A Secretaria Municipal de Saúde de João Pinheiro confirmou, em nota, que houve “a retirada de um corpo estranho durante a (segunda) cirurgia do paciente”, mas afirmou que Brito estava em estado muito grave, com várias comorbidades. Informou ainda que reforçou protocolos de segurança e abriu sindicância para apurar o caso.
De acordo com o Boletim de Ocorrência (BO), o paciente passou mal em casa no dia 4 de dezembro e foi levado até a Unidade de Pronto Atendimento (UPA) da cidade. Após exames, os médicos constataram a presença de uma úlcera gástrica e indicaram a necessidade de uma cirurgia de urgência, realizada no dia seguinte. A equipe informou que o procedimento havia transcorrido normalmente.

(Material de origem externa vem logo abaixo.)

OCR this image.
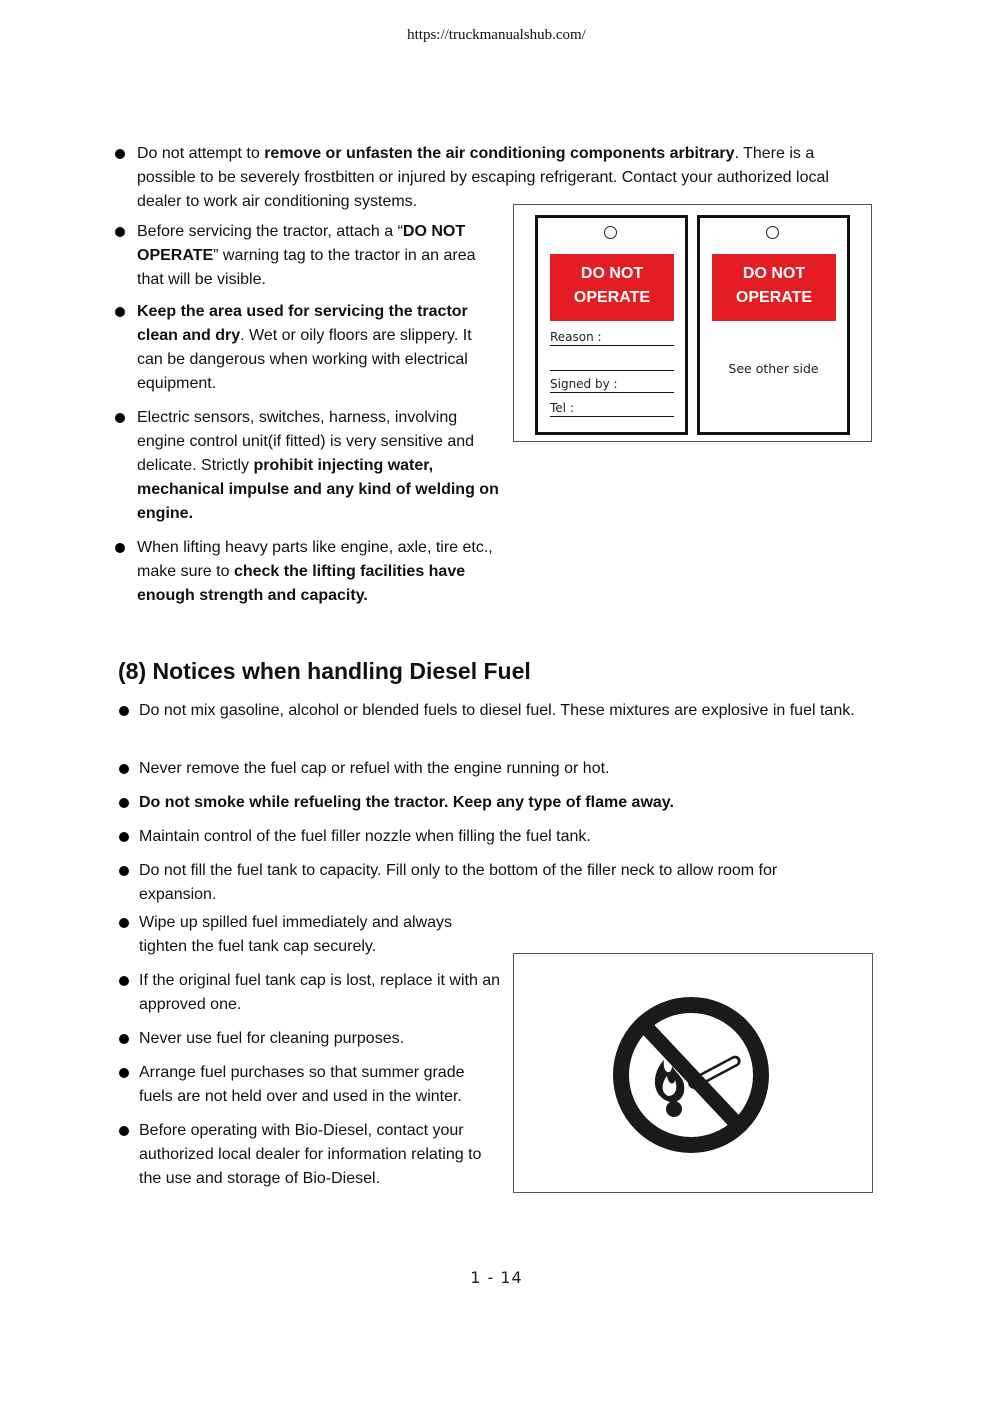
https://truckmanualshub.com/

Do not attempt to remove or unfasten the air conditioning components arbitrary. There is a possible to be severely frostbitten or injured by escaping refrigerant. Contact your authorized local dealer to work air conditioning systems.

Before servicing the tractor, attach a “DO NOT OPERATE” warning tag to the tractor in an area that will be visible.

Keep the area used for servicing the tractor clean and dry. Wet or oily floors are slippery. It can be dangerous when working with electrical equipment.

Electric sensors, switches, harness, involving engine control unit(if fitted) is very sensitive and delicate. Strictly prohibit injecting water, mechanical impulse and any kind of welding on engine.

When lifting heavy parts like engine, axle, tire etc., make sure to check the lifting facilities have enough strength and capacity.

DO NOT
OPERATE
Reason :
Signed by :
Tel :
DO NOT
OPERATE
See other side
(8) Notices when handling Diesel Fuel

Do not mix gasoline, alcohol or blended fuels to diesel fuel. These mixtures are explosive in fuel tank.

Never remove the fuel cap or refuel with the engine running or hot.

Do not smoke while refueling the tractor. Keep any type of flame away.

Maintain control of the fuel filler nozzle when filling the fuel tank.

Do not fill the fuel tank to capacity. Fill only to the bottom of the filler neck to allow room for expansion.

Wipe up spilled fuel immediately and always tighten the fuel tank cap securely.

If the original fuel tank cap is lost, replace it with an approved one.

Never use fuel for cleaning purposes.

Arrange fuel purchases so that summer grade fuels are not held over and used in the winter.

Before operating with Bio-Diesel, contact your authorized local dealer for information relating to the use and storage of Bio-Diesel.

1 - 14
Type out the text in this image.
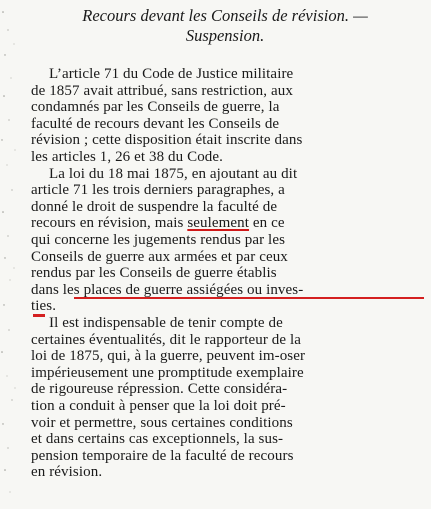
Recours devant les Conseils de révision. —
Suspension.
L’article 71 du Code de Justice militaire
de 1857 avait attribué, sans restriction, aux
condamnés par les Conseils de guerre, la
faculté de recours devant les Conseils de
révision ; cette disposition était inscrite dans
les articles 1, 26 et 38 du Code.
La loi du 18 mai 1875, en ajoutant au dit
article 71 les trois derniers paragraphes, a
donné le droit de suspendre la faculté de
recours en révision, mais seulement en ce
qui concerne les jugements rendus par les
Conseils de guerre aux armées et par ceux
rendus par les Conseils de guerre établis
dans les places de guerre assiégées ou inves-
ties.
Il est indispensable de tenir compte de
certaines éventualités, dit le rapporteur de la
loi de 1875, qui, à la guerre, peuvent im-oser
impérieusement une promptitude exemplaire
de rigoureuse répression. Cette considéra-
tion a conduit à penser que la loi doit pré-
voir et permettre, sous certaines conditions
et dans certains cas exceptionnels, la sus-
pension temporaire de la faculté de recours
en révision.
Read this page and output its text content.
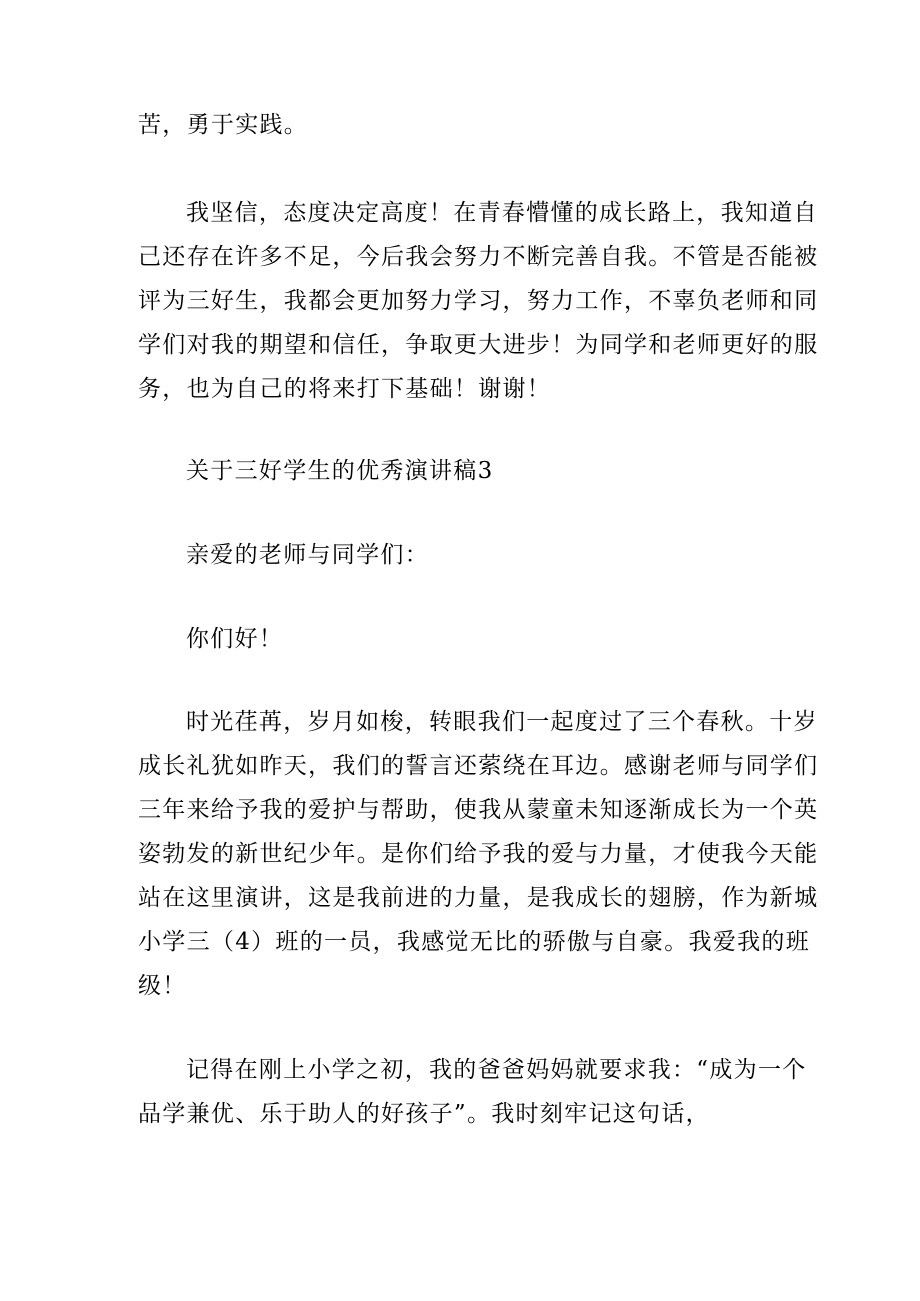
苦，勇于实践。
我坚信，态度决定高度！在青春懵懂的成长路上，我知道自
己还存在许多不足，今后我会努力不断完善自我。不管是否能被
评为三好生，我都会更加努力学习，努力工作，不辜负老师和同
学们对我的期望和信任，争取更大进步！为同学和老师更好的服
务，也为自己的将来打下基础！谢谢！
关于三好学生的优秀演讲稿3
亲爱的老师与同学们：
你们好！
时光荏苒，岁月如梭，转眼我们一起度过了三个春秋。十岁
成长礼犹如昨天，我们的誓言还萦绕在耳边。感谢老师与同学们
三年来给予我的爱护与帮助，使我从蒙童未知逐渐成长为一个英
姿勃发的新世纪少年。是你们给予我的爱与力量，才使我今天能
站在这里演讲，这是我前进的力量，是我成长的翅膀，作为新城
小学三（4）班的一员，我感觉无比的骄傲与自豪。我爱我的班
级！
记得在刚上小学之初，我的爸爸妈妈就要求我：“成为一个
品学兼优、乐于助人的好孩子”。我时刻牢记这句话，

Brito permaneceu dois dias na UTI e depois foi transferido para o quarto. Durante a internação, ele teria apresentado sinais de dor e sonolência excessiva. No dia 11, após suspeita de um AVC, foi feita uma tomografia. Consta ainda no boletim que, pouco depois, o paciente foi levado às pressas para uma nova cirurgia, sem que a família fosse informada sobre os motivos. Após o segundo procedimento, os médicos disseram que haviam retirado um dreno e pus da cavidade interna. Brito voltou para a UTI, mas morreu após 13 dias de internação.
Logo após a morte do aposentado, uma rádio local teve acesso a um exame de tomografia que indicaria a presença de um instrumento cirúrgico dentro do corpo do paciente. A família informou que acompanha as apurações e vai requisitar os prontuários, laudos e exames clínicos feitos no hospital.
Nota divulgada pelo hospital confirma a retirada de “um corpo estranho”, mas ressalta que, “durante o segundo procedimento não foi constatada perfuração da alça intestinal e as suturas do procedimento anterior encontravam-se íntegras. O procedimento foi realizado sem intercorrências adicionais. No dia seguinte, a família foi novamente informada sobre o procedimento realizado, bem como sobre a identificação e retirada do corpo estranho”.